I think it's just a mismatch in how much information people want.
Jadiajadia on January 2nd, 2009 12:57 pm (UTC)
Hm, I don't think you talk more than most people want or censor yourself too little. Maybe all that means is that I do the same, though. ;-)
Someone I am is waiting for my courageforgotten_aria on January 2nd, 2009 04:47 pm (UTC)
most of my friends seem to be the same level of information. The problem only occurs when I start hanging around the information mismatch people.
Binkbinkbink on January 2nd, 2009 06:36 pm (UTC)
This situation is much more uncomfortable with the taciturn because it is hard to determine why they are quiet. Their lack of communication is frequently evidence that they didn't understand enough to comment.

The main problem comes from there being two styles of conversation.

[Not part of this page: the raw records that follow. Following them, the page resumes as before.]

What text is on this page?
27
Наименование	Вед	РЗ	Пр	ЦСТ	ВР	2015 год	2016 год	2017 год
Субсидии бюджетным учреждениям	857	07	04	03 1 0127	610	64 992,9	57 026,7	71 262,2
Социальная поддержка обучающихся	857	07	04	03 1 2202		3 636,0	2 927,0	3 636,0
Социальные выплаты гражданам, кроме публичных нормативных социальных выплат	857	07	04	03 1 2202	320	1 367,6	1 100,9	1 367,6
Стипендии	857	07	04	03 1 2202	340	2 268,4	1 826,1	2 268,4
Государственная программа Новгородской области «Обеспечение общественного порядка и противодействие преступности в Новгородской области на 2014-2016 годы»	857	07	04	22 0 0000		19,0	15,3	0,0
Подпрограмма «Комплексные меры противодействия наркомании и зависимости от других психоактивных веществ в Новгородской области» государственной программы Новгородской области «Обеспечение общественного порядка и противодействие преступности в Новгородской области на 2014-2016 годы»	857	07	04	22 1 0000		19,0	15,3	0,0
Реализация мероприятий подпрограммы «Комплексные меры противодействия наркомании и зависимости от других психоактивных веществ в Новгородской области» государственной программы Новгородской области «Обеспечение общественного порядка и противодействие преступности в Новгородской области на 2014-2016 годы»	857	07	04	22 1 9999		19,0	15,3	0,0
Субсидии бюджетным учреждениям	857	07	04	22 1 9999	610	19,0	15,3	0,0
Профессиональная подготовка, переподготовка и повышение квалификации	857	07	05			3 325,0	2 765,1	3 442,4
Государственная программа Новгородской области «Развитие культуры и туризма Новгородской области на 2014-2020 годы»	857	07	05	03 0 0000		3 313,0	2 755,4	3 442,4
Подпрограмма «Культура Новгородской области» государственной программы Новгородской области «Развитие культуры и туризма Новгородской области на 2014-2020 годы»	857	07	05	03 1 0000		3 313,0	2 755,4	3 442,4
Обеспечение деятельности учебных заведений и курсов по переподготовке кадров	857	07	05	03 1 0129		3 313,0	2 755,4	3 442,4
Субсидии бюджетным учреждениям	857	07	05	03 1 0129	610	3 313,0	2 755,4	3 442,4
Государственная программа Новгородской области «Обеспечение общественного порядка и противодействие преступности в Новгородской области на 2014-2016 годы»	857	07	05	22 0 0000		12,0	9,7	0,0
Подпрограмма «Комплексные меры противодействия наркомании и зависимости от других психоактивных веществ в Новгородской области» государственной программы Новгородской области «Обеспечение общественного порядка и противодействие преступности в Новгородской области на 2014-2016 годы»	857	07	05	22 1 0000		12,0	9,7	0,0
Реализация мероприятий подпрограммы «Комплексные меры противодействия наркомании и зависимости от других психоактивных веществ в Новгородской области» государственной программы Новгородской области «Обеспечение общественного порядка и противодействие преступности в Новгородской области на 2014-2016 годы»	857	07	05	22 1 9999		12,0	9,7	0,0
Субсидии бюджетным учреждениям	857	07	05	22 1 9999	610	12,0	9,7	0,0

There are the high participation conversationalists who like to contribute. It is a kind of gift giving or generosity that motivates them to add to the conversation. This style can end up with several people talking at once and simultaneously listening to several threads which commonly go off on tangents.

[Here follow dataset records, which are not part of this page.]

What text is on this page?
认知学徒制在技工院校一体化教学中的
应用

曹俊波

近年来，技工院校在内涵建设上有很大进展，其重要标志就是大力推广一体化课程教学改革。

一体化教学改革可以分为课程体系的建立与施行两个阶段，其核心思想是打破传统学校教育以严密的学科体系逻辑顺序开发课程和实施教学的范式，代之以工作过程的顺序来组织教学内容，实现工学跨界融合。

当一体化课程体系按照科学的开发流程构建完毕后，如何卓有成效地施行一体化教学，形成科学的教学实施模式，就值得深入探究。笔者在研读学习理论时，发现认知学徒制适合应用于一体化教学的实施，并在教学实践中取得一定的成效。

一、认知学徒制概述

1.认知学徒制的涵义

The second style is the low participation mode, where people take turns and only contribute if asked. This style requires that you say only the same amount as the initiator or a little less, that you wait until a full stop with a pause, and you maintain eye contact.

When these styles mix, the high contribution people are either labeled Motormouth or feel like one, and feel that getting the other person to contribute is like pulling teeth, while the low contribution person feels like they aren't getting their turn, or they can't sort out the jumble of words and concepts.

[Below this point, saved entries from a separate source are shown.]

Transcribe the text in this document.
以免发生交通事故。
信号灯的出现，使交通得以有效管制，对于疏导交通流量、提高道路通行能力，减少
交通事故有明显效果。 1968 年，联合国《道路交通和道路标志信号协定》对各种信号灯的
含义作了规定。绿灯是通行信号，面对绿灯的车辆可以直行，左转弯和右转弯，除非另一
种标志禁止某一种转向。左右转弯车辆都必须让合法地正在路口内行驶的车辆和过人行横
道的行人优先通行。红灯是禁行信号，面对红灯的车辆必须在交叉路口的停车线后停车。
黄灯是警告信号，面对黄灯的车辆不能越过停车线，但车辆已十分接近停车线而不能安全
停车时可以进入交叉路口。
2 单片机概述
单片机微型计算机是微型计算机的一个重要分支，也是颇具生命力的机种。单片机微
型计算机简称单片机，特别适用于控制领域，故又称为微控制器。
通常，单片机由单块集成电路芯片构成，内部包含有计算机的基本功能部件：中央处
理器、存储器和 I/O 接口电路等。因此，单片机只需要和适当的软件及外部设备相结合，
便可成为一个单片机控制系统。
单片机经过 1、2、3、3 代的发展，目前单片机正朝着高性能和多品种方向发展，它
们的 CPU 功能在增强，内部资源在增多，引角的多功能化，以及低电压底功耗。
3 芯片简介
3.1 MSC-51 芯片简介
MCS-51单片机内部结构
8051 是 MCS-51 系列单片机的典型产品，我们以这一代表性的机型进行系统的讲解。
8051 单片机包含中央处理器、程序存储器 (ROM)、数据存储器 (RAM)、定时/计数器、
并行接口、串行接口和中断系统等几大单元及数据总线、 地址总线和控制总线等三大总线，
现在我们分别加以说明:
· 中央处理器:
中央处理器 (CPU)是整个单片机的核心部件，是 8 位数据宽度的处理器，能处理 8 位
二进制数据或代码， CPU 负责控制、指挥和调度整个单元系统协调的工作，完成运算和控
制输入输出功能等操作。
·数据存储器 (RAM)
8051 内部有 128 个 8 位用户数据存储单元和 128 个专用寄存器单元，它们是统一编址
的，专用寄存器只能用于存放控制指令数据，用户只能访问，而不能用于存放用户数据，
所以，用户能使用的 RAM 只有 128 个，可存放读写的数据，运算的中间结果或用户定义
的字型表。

From the LP point of view, the HP person doesn't seem to be listening, seems to interrupt, seems to be giving too much information, or seems to be diminishing the LP speaker's tale of woe. When the LP relates a problem, and the HP contributes their own experience by way of sympathy and trying to make the LP feel less alone, the LP sees it as trying to one up them.

From the HP point of view, the LP seems grumpy, withdrawn or shy, unfriendly, stingy, and aloof or arrogant because they can't tolerate a contributory interruption.

This also goes with another mismatch which is statistically gender based:
When a woman complains about a problem, she usually just wants someone to say something about understanding, or "yes, I had that problem too" but the male pattern is to offer a solution.

If the woman has been struggling with the problem, she has probably tried all the possible solutions without success or she wouldn't be complaining, so when the man offers his suggestions, she sees it as him thinking she is too stupid to see this for herself.
When the man complains, he is expecting to be presented with a suggestion for the solution, so when a woman shares her own (possibly unsuccessful) experience with a similar problem, the man sees it as an attempt to remove the focus from his problem, rather than the comfort that he is not alone.

I wonder if the LP conversationalists are as embarrassed by their style and how they are perceived as most HP are?